On May 27, 2020, South Jersey Industries, Inc. (the “Company”) entered into a Note Purchase Agreement between the Company and the purchasers named therein (the “Note
Purchase Agreement”) that provides for the Company to issue an aggregate of $200 million of senior unsecured notes in two tranches, as follows: (a) Senior Notes, Series 2020A due July 30, 2027, in the aggregate principal amount of
$75,000,000 (the “Series 2020A Notes”); and (b) Senior Notes, Series 2020B due July 30, 2030, in the aggregate principal amount of $125,000,000 (the “Series 2020B Notes” and, together with the Series 2020A Notes, the “Notes”). The Company expects
to issue the Notes on July 30, 2020.
The Notes are unsecured. The Series 2020A Notes bear interest at the annual rate of 3.71%, with interest payable semiannually on January 30 and July
30 in each year, commencing on January 30, 2021. Subject to certain accelerating events, principal on the Series 2020A Notes, plus any accrued but unpaid interest, is payable on July 30, 2027.

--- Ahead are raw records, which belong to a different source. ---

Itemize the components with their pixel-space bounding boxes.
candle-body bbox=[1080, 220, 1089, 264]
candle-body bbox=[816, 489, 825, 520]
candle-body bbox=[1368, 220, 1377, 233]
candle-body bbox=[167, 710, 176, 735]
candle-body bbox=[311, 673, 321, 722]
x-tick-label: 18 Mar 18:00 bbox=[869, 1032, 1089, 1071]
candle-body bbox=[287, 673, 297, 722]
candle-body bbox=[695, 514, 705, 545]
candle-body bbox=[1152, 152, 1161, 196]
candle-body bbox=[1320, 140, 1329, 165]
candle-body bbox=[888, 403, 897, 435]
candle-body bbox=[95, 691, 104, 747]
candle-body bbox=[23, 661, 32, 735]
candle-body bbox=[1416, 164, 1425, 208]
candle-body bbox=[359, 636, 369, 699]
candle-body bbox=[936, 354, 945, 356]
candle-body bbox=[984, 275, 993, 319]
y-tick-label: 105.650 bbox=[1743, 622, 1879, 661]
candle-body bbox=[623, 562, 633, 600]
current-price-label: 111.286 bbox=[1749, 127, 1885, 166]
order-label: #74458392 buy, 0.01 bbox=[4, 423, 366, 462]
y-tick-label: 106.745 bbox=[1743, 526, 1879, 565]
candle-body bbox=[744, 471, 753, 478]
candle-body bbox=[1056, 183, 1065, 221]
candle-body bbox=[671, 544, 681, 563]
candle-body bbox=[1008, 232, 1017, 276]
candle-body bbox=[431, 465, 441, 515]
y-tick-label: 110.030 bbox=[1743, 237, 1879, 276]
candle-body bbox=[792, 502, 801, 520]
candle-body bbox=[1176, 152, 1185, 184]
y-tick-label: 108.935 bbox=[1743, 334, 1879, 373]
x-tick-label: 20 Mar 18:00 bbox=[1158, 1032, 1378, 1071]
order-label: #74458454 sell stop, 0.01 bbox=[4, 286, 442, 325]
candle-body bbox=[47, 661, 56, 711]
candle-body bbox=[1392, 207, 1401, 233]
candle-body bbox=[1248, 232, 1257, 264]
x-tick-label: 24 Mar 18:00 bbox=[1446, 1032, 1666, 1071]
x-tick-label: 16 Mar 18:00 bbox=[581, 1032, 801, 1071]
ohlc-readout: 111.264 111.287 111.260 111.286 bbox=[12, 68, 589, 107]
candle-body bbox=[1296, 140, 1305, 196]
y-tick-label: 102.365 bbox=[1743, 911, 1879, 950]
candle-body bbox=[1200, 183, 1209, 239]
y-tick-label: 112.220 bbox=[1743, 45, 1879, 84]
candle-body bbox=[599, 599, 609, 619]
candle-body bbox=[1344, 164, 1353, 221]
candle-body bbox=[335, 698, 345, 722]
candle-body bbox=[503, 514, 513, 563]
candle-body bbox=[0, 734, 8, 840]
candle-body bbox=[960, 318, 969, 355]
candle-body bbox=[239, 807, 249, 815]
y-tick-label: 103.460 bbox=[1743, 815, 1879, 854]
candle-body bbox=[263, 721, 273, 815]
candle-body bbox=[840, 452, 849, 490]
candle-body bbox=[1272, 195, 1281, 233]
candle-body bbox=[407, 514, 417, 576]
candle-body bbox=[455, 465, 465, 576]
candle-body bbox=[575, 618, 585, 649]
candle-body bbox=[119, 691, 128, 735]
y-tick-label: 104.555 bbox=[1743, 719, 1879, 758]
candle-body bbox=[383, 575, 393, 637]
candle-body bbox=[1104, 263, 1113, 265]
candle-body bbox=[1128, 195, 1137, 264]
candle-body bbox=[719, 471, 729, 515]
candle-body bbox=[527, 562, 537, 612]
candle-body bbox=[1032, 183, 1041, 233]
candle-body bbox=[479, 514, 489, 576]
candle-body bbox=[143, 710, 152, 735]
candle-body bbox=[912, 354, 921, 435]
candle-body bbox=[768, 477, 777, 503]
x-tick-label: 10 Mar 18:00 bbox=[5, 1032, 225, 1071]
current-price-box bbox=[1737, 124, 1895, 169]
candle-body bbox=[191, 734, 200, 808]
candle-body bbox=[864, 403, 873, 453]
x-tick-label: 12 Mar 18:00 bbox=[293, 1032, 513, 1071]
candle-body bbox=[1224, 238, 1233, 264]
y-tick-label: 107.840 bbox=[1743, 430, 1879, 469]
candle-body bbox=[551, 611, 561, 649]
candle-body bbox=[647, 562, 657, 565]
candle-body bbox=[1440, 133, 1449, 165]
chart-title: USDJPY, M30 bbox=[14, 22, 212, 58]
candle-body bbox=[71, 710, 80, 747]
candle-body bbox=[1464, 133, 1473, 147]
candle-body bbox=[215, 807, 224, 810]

The Series 2020B Notes bear interest at the annual rate of 3.91%, with interest payable semiannually on January 30 and July 30 in each year, commencing
on January 30, 2021. Subject to certain accelerating events, principal on the Series 2020B Notes, plus any accrued but unpaid interest, is payable on July 30, 2030.
In the event of a Change in Control (as defined in the Note Purchase Agreement), the Company is required to offer to prepay the Notes at their face
amount together with interest accrued thereon to the date of such prepayment. In addition, in the event of the sale of a Substantial Part (as defined in the Note Purchase Agreement) of the assets of the Company and its subsidiaries, the Company
may be required to use a portion of such proceeds to prepay or retire Senior Indebtedness, which term is defined in the Note Purchase Agreement and includes, among other things, the Notes.
The Company may prepay, at any time or from time to time, all or any portion of the Series 2020A Notes or the Series 2020B Notes in an amount not less
than an aggregate of $1,000,000 in the case of a partial prepayment, together with interest accrued thereon to the date of such prepayment as well as a “make-whole amount” to the extent set forth below; provided that if a Default or an Event of
Default (as such terms are defined in the Note Purchase Agreement) has occurred and is continuing at the time such notice is provided or on the prepayment date or if a Default or an Event of Default would result from the making of such prepayment,
such prepayment shall be pro rata to the holders of all Notes then outstanding. In connection with the prepayment of a Note more than one month prior to its stated maturity, the Company must also pay a “make-whole amount,” to be calculated as
provided in the Note Purchase Agreement.
The Company expects to use the proceeds from the sale of the Notes to refinance existing indebtedness and for general corporate purposes.
The Note Purchase Agreement contains customary representations, warranties and covenants, including a financial covenant limiting the ratio of
Indebtedness of the Company and its subsidiaries on a consolidated basis to Consolidated Total Capitalization of not more than 0.70 to 1.0 (as such terms are defined in the Note Purchase Agreement), and customary events of default and acceleration
of amounts payable upon an event of default.
The Note Purchase Agreement, including the forms of Notes, is attached as Exhibit 10.1 hereto and is incorporated by reference into this Item 1.01. The
foregoing summaries of the Note Purchase Agreement and the Notes are qualified in their entirety by reference to the full text of such documents.